Document your search strategy
A reproducible literature review requires documentation of search terms, databases searched, date of search, and inclusion/exclusion criteria. If you used AI tools, document which ones and how. This is required for systematic reviews and good practice for any literature-based research.
Update near submission
A literature search conducted 12 months before submission may miss significant recent publications. Run a final update search — targeting the same databases with the same strategy — shortly before submission to ensure the review reflects the current state of the field.

Citation networks and intellectual genealogy

Understanding how a field has developed — which papers built on which, where paradigm shifts occurred, and which contributions are genuinely foundational versus highly cited for incidental reasons — is a kind of scholarly knowledge that takes years to develop through experience. Citation network tools can accelerate this understanding significantly.
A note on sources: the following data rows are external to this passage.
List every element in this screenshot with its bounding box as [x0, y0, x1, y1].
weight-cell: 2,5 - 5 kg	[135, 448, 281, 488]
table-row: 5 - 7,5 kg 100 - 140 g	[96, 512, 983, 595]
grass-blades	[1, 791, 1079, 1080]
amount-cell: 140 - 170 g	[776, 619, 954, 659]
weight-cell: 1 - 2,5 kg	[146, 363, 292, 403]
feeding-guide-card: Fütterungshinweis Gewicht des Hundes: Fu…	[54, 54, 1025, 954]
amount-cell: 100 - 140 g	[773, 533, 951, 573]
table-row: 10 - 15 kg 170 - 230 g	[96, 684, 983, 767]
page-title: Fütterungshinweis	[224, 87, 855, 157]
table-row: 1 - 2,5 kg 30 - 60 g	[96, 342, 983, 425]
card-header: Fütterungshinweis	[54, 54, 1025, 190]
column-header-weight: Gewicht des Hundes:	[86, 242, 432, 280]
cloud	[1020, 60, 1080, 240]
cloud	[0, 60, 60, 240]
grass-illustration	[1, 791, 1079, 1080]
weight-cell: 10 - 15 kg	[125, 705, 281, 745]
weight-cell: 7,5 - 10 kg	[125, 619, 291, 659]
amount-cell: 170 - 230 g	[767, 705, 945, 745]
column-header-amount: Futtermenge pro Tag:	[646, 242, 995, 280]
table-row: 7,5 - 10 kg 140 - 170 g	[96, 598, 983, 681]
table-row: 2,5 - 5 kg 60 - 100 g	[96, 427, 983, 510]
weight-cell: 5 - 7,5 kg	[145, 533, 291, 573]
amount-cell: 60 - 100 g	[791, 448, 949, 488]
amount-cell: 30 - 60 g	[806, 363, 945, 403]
The key insight from citation network analysis is that citation frequency is a poor proxy for intellectual importance. Some papers are heavily cited because they are genuinely foundational; others because they provide a convenient benchmark or were published in a high-visibility venue at the right moment. Papers with profound impact in a field are sometimes under-cited by modern standards because they predated the era of dense citation practice, or because their ideas were so thoroughly absorbed that subsequent work no longer cites them explicitly.

ResearchRabbit and Connected Papers help you trace intellectual genealogies in both directions: backward to foundational work that established the framework your literature operates within, and forward to see how influential papers have been applied, extended, and sometimes contradicted by subsequent work. This genealogical knowledge is one of the most important things a thorough literature review provides — and it is something AI tools can substantially accelerate without replacing the judgment required to interpret what you find.

What Good AI-Assisted Literature Work Looks Like

A researcher working at the frontier uses AI tools to extend the reach of their literature work, not to replace the critical engagement that makes a literature review valuable. They use Elicit to surface papers they might have missed and to extract structured data across a corpus; they use ResearchRabbit to explore citation networks and discover seminal work; they use a general-purpose LLM to help articulate syntheses they have already developed from reading; and they personally read every paper they cite. The resulting literature review is both broader and deeper than what the same researcher could have produced without AI — and every claim in it is grounded in their own engagement with primary sources.